Murphy’s There was a Child series (2015 – 2018), marked a shift from the overtly staged to the uses of the tropes of the staged to imbue  a sense of strangeness, otherness and the sinister. Taking John Berger’s statement that the relation between what we see and what we know is never settled, Murphy’s work moves from the solidity of the staged scene into ambiguous territory where she invites the viewer to question the nature of what they are seeing.
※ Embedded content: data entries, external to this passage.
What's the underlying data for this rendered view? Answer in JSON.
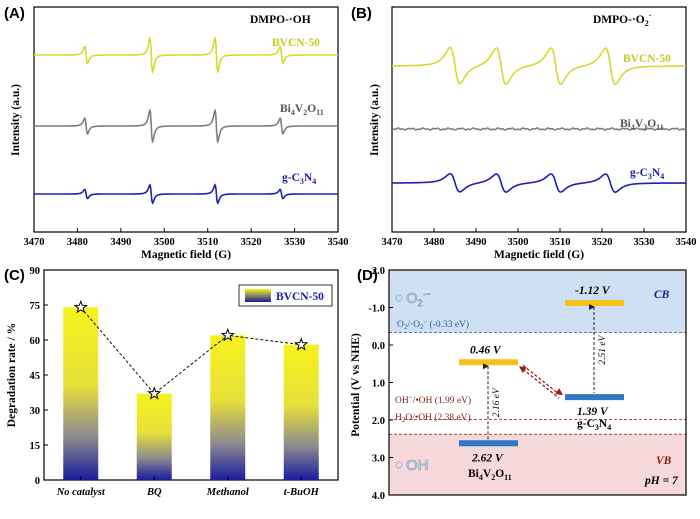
{
  "chart_data": [
    {
      "panel": "(A)",
      "type": "line",
      "title": "DMPO-·OH",
      "xlabel": "Magnetic field (G)",
      "ylabel": "Intensity (a.u.)",
      "xlim": [
        3470,
        3540
      ],
      "x_ticks": [
        3470,
        3480,
        3490,
        3500,
        3510,
        3520,
        3530,
        3540
      ],
      "series": [
        {
          "name": "BVCN-50",
          "color": "#D8D832",
          "peaks_G": [
            3482,
            3497,
            3512,
            3527
          ],
          "relative_amplitude": [
            1,
            2,
            2,
            1
          ]
        },
        {
          "name": "Bi4V2O11",
          "color": "#7F7F7F",
          "peaks_G": [
            3482,
            3497,
            3512,
            3527
          ],
          "relative_amplitude": [
            1,
            2,
            2,
            1
          ]
        },
        {
          "name": "g-C3N4",
          "color": "#2020B0",
          "peaks_G": [
            3482,
            3497,
            3512,
            3527
          ],
          "relative_amplitude": [
            1,
            2,
            2,
            1
          ]
        }
      ]
    },
    {
      "panel": "(B)",
      "type": "line",
      "title": "DMPO-·O2−",
      "xlabel": "Magnetic field (G)",
      "ylabel": "Intensity (a.u.)",
      "xlim": [
        3470,
        3540
      ],
      "x_ticks": [
        3470,
        3480,
        3490,
        3500,
        3510,
        3520,
        3530,
        3540
      ],
      "series": [
        {
          "name": "BVCN-50",
          "color": "#D8D832",
          "peaks_G": [
            3485,
            3496,
            3509,
            3522
          ]
        },
        {
          "name": "Bi4V2O11",
          "color": "#7F7F7F",
          "peaks_G": []
        },
        {
          "name": "g-C3N4",
          "color": "#2020B0",
          "peaks_G": [
            3485,
            3496,
            3509,
            3522
          ]
        }
      ]
    },
    {
      "panel": "(C)",
      "type": "bar",
      "categories": [
        "No catalyst",
        "BQ",
        "Methanol",
        "t-BuOH"
      ],
      "values": [
        74,
        37,
        62,
        58
      ],
      "ylabel": "Degradation rate / %",
      "ylim": [
        0,
        90
      ],
      "y_ticks": [
        0,
        15,
        30,
        45,
        60,
        75,
        90
      ],
      "legend": "BVCN-50",
      "legend_position": "top-right",
      "bar_gradient": [
        "#F5F01E",
        "#1E20A0"
      ]
    },
    {
      "panel": "(D)",
      "type": "diagram",
      "ylabel": "Potential (V vs NHE)",
      "ylim": [
        -2.0,
        4.0
      ],
      "y_ticks": [
        "-2.0",
        "-1.0",
        "0.0",
        "1.0",
        "2.0",
        "3.0",
        "4.0"
      ],
      "levels": [
        {
          "material": "Bi4V2O11",
          "CB": 0.46,
          "VB": 2.62,
          "gap_label": "2.16 eV",
          "CB_label": "0.46 V",
          "VB_label": "2.62 V"
        },
        {
          "material": "g-C3N4",
          "CB": -1.12,
          "VB": 1.39,
          "gap_label": "2.51 eV",
          "CB_label": "-1.12 V",
          "VB_label": "1.39 V"
        }
      ],
      "redox_lines": [
        {
          "label": "O2/·O2− (-0.33 eV)",
          "value": -0.33
        },
        {
          "label": "OH−/•OH (1.99 eV)",
          "value": 1.99
        },
        {
          "label": "H2O/•OH (2.38 eV)",
          "value": 2.38
        }
      ],
      "region_labels": {
        "cb": "CB",
        "vb": "VB",
        "ph": "pH = 7"
      }
    }
  ],
  "text": {
    "a_label": "(A)",
    "b_label": "(B)",
    "c_label": "(C)",
    "d_label": "(D)",
    "a_title": "DMPO-·OH",
    "b_title": "DMPO-·O",
    "bvcn": "BVCN-50",
    "bi": "Bi",
    "bi_4": "4",
    "v": "V",
    "v_2": "2",
    "o": "O",
    "o_11": "11",
    "gc": "g-C",
    "gc_3": "3",
    "n": "N",
    "n_4": "4",
    "intensity": "Intensity (a.u.)",
    "mag": "Magnetic field (G)",
    "deg": "Degradation rate / %",
    "potential": "Potential (V vs NHE)",
    "d_cb": "CB",
    "d_vb": "VB",
    "d_ph": "pH = 7",
    "d_o2": "O",
    "d_oh": "OH",
    "d_o2line": "O",
    "d_o2line_rest": "/·O",
    "d_o2line_val": "(-0.33 eV)",
    "d_ohline": "OH",
    "d_ohline_rest": "/•OH (1.99 eV)",
    "d_h2o": "H",
    "d_h2o_rest": "O/•OH (2.38 eV)",
    "d_bi_cb": "0.46 V",
    "d_bi_vb": "2.62 V",
    "d_bi_gap": "2.16 eV",
    "d_gc_cb": "-1.12 V",
    "d_gc_vb": "1.39 V",
    "d_gc_gap": "2.51 eV"
  }
}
There was a Child (2015 – 2018)


Referencing Freud’s ‘uncanny’ and Jung’s ‘ego / self / shadow’ multiple selves, Murphy’s recent works can be viewed through the lens of Magic Realism where seemingly innocuous images begin to appear otherworldly, sinister and strange the longer that they are looked at. Uncanny disquiet weaves a characteristic thread through a new more non-linear narrative and abstract style. Murphy’s many images of curtains, veils and thresholds that once appeared to be symbolic theatre motifs to staging and performance now offer a subtle threat of what may be concealed or revealed, behind or within. This is explored in her figure-in-the-landscape series Now You See Me (2020) which forces us to investigate the veracity of our assumptions. This work alludes to the perennial question of photography’s truth-telling, its documentary / fictive dilemma.


Now You See Me (2020)


Current work (but here alone), uses Parisian carousels as a subject, continue this preoccupatio with the distinction between the ‘reveal / conceal’ dichotomy. With funfairs and circuses being frequent settings for the Magic Realism genre, the disparity between the seeming joy of the open and animated carousel of the daytime and the prevailing strangeness of the shuttered carousels feed into Schelling’s definition of the uncanny (unheimlich) as the name for everything that ought to have remained hidden and secret but has become visible. Murphy does not aim to reveal ‘what lies beneath’, but rather to alert us to the possibility that all is not as it seems. There are no resolutions in her works, the stories are not told, but rather we are left with a nagging sense that there is something more to know.